Yesterday the U.S. Department of Labor announced
that the U.S. Trade Representative formally requested ministerial consultations with Bahrain regarding
shortcomings in Bahraini labor law related to freedom of association
and protection from discrimination.
While such a step was recommended in USDOL's December 2012 report, the
request must be formally made per diplomatic protocol in order for the process to begin. In the
March 2013 National Advisory Committee at USDOL, USTR explained that it
wanted to give the Bahraini Government an opportunity to rectify the
situation before proceeding formally.
USTR's letter to the Bahraini Government is particularly
interesting given the robust interpretation of language in the
U.S.-Bahrain FTA's labor chapter that the trading partners must strive to ensure
that rights enshrined in the ILO Declaration on Fundamental Rights at
Work are recognized and protected by law. The "strive to ensure"

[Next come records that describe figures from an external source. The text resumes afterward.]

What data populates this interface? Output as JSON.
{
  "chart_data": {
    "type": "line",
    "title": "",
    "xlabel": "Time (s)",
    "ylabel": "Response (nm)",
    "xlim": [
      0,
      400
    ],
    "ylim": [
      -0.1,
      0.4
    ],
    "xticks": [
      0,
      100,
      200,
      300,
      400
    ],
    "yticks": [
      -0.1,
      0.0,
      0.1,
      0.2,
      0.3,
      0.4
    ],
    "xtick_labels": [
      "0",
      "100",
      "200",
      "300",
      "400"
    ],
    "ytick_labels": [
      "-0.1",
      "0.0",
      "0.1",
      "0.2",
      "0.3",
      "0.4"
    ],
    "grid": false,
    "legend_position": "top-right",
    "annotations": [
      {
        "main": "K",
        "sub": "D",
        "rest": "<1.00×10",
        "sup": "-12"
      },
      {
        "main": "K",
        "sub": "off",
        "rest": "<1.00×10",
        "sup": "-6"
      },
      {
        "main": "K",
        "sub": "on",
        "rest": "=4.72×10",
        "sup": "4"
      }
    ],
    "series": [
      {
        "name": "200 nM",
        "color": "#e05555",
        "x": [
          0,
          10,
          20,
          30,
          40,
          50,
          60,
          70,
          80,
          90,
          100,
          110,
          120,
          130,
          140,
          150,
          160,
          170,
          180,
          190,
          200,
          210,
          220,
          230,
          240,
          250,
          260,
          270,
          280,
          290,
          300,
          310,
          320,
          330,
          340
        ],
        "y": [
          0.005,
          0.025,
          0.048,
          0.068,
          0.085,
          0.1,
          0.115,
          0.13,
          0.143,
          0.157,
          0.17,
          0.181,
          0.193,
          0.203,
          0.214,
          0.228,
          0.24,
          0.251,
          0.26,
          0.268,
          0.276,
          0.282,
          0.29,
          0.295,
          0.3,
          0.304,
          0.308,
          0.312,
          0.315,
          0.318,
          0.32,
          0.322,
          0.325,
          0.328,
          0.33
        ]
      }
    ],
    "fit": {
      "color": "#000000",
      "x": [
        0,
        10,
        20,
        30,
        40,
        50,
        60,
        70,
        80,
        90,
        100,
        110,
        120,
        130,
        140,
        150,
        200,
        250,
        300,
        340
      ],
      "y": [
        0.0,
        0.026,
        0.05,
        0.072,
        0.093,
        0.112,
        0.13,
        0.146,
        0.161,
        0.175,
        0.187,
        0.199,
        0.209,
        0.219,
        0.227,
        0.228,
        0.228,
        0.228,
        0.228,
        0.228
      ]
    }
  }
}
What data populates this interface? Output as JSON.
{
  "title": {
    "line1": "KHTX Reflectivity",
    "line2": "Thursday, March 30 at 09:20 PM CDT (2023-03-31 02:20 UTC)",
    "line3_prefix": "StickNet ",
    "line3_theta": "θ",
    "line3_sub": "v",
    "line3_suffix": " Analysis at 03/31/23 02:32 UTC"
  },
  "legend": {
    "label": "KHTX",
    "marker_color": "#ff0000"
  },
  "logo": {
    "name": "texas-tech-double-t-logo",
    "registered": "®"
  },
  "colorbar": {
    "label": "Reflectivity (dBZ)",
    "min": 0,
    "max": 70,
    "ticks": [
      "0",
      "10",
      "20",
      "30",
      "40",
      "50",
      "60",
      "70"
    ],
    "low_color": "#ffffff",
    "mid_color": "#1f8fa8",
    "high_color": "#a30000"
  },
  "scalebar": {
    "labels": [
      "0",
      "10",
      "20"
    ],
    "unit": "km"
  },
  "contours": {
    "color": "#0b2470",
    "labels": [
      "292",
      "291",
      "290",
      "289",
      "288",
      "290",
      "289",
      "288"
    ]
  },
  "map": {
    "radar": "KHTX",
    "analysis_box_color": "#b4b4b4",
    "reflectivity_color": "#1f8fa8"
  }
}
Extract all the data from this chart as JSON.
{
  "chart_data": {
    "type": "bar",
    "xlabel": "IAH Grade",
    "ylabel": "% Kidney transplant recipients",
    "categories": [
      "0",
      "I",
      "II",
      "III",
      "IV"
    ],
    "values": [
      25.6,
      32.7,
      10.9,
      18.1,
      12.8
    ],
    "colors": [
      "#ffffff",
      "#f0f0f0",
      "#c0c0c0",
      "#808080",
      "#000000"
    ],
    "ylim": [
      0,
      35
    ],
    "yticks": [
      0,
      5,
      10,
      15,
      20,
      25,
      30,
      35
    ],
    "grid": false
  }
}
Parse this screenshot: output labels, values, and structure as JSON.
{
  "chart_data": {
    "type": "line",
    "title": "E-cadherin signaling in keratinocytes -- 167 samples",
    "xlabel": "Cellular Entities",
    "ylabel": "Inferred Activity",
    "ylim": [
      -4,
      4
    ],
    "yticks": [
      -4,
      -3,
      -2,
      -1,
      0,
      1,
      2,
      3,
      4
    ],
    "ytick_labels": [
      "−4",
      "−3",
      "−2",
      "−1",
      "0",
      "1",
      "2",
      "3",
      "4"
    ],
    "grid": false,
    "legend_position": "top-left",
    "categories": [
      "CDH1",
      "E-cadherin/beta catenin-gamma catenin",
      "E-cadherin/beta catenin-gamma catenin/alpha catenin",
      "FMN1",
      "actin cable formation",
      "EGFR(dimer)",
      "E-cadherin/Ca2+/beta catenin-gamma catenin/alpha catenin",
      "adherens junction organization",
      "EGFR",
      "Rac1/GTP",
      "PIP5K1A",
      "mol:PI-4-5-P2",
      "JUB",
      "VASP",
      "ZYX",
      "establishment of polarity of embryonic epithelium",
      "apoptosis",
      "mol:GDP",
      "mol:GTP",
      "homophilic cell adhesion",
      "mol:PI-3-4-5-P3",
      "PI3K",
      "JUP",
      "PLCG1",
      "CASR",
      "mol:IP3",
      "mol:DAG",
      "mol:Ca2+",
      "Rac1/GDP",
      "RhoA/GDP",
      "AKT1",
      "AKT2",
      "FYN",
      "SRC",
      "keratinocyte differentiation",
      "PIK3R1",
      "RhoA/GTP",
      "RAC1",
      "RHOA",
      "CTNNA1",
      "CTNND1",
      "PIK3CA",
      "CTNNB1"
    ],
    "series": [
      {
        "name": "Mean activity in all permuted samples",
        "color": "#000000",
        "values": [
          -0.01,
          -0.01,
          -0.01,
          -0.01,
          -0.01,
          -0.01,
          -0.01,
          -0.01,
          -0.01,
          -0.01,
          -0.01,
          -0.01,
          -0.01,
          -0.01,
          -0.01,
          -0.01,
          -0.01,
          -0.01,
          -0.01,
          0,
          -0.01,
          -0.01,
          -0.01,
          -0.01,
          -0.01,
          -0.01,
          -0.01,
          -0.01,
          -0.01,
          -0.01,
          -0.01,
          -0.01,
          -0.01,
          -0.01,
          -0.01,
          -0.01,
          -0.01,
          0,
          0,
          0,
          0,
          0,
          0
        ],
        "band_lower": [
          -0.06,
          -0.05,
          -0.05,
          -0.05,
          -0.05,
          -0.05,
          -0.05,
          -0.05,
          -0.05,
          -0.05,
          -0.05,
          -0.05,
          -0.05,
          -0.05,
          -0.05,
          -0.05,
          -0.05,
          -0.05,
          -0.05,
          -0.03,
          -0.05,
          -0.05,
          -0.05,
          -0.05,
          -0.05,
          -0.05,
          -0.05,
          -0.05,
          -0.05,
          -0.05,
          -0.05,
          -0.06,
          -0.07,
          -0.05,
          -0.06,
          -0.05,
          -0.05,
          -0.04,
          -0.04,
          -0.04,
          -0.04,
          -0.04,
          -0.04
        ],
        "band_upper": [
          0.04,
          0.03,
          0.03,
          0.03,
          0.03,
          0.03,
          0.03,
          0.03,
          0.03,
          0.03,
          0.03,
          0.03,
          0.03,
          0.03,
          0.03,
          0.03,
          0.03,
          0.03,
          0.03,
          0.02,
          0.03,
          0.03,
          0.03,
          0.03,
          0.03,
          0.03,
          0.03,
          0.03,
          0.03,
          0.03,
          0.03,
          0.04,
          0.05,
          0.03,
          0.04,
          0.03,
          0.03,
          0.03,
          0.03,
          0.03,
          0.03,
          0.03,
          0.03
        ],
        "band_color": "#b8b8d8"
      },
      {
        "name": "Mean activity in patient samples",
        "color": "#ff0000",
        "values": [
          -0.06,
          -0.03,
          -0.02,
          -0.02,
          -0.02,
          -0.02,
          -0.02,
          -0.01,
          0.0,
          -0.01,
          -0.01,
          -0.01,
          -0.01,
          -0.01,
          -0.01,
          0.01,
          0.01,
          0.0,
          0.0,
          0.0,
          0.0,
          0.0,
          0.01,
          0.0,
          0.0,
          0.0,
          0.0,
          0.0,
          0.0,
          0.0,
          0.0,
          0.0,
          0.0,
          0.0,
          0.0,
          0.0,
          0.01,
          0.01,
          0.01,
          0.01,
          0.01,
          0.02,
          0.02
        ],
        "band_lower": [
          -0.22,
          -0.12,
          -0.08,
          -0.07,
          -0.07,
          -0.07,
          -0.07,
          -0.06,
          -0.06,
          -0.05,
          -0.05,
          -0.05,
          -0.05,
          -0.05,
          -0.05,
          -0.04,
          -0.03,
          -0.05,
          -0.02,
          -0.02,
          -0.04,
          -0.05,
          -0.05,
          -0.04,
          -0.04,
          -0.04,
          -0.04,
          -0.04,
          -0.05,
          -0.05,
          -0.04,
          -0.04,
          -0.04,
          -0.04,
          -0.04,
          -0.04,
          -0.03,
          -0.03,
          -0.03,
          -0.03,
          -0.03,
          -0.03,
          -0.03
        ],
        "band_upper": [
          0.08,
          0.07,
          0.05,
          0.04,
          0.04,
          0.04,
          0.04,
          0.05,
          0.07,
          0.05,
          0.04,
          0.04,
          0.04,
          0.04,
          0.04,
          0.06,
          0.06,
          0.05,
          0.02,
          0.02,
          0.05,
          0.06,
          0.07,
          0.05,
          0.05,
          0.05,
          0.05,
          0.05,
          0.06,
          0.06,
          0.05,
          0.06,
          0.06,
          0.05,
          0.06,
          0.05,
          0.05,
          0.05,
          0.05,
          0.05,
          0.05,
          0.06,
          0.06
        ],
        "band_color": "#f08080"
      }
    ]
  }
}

language has been criticized as being too weak to result in meaningful
protection and promotion of rights, but its usage in the USTR's letter
indicates that meaningful rights protection can derive from the
obligation. Such a robust interpretation of the "strive to
ensure" language implies a distinction between a country not having the
institutional or budgetary capacity to recognize and protect rights but
making a "good college try" and a country that does not appear to be
trying at all. Given the lack of meaningful legal protections for
freedom of association in Bahraini law and the fact that that Bahrain
does not have legislation prohibiting workplace discrimination, it
appears the trading partner has fallen on the wrong side of this
distinction.
If the two trading partners are unable to resolve the
matter through ministerial consultations, a Subcommittee on
International Labor Affairs will be convened.